Delhi High Court tells India's NPPA to ease up on price caps

Ease up, the Delhi High Court said to drug regulators who sent dunning notices to pharmaceutical companies that allegedly did not cooperate with the latest round of price caps that are routinely revised for products under a list of 348 drugs deemed essential.

A two-judge panel of the court, NDTV said, cited the National Pharmaceutical Pricing Authority, or NPPA, for acting prematurely in sending the notices to Cipla, Novartis ($NVS) and other drugmakers. The court was acting on petitions from drugmakers challenging the notices, and not the constitutionality of the policy.

The notices to the companies, NDTV said, accused them of selling their products at higher prices than the limit imposed by the Drug Price Control Order earlier this year.

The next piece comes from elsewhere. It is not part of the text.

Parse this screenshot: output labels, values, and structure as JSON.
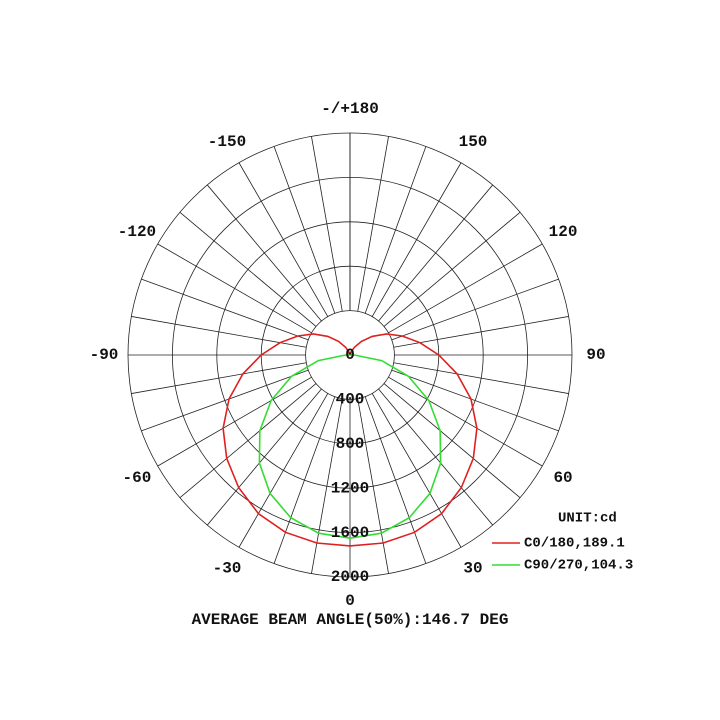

The justices said companies were not given a chance to have their challenges heard in court before the notices were sent. "No coercive action shall be taken till disposal of the show-cause notices," NDTV said, citing the court order.

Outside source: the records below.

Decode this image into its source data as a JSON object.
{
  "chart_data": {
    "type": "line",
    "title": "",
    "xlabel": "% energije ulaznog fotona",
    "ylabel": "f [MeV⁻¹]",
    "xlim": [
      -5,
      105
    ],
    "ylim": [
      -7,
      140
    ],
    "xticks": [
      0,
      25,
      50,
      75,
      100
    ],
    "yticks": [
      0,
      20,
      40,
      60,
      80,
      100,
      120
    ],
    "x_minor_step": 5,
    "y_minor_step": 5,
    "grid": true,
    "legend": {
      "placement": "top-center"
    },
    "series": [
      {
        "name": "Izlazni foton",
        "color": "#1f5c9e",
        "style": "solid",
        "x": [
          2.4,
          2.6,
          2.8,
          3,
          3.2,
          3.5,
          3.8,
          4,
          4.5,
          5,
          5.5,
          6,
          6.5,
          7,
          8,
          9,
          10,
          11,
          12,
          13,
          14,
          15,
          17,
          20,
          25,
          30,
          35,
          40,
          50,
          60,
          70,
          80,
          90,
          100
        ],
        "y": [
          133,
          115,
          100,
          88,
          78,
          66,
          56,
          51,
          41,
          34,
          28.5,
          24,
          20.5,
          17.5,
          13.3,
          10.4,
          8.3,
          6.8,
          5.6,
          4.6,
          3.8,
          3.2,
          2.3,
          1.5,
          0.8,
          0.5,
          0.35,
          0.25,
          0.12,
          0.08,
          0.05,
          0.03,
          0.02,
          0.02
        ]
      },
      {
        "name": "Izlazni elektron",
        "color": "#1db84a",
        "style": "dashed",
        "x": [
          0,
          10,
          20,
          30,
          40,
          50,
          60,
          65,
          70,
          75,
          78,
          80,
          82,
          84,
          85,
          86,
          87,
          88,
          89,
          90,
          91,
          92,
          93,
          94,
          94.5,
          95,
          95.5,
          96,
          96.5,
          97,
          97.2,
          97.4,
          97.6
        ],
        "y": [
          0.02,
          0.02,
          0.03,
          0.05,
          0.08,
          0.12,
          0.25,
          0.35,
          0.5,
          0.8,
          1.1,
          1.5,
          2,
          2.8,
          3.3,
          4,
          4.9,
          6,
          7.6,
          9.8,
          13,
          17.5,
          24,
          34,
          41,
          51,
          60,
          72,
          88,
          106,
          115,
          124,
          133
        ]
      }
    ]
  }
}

It also advised the government that companies did not have to cap the prices of drugs already on the market when the new limits were imposed. Such drugs must be sold, however, at the revised price or the price on their label, whichever was lower.

In their challenge to the notices, the drugmakers claimed they were in compliance, but could not control the price determinations of companies at the retail level.

Besides Cipla and Novartis, the challenging pharmas included Alembic Pharmaceutical, Chiron Behring Vaccines, Intas Pharmaceuticals, Lupin, Sandoz and Wockhardt.

Earlier in November, the NPPA capped prices of 18 drug formulations, including treatments for diabetes, hypertension and pneumonia. The caps are set after reviews of ranges in the market for essential drug prices and based on a simple average of all medicines in a particular therapeutic segment that have more than 1% of the market.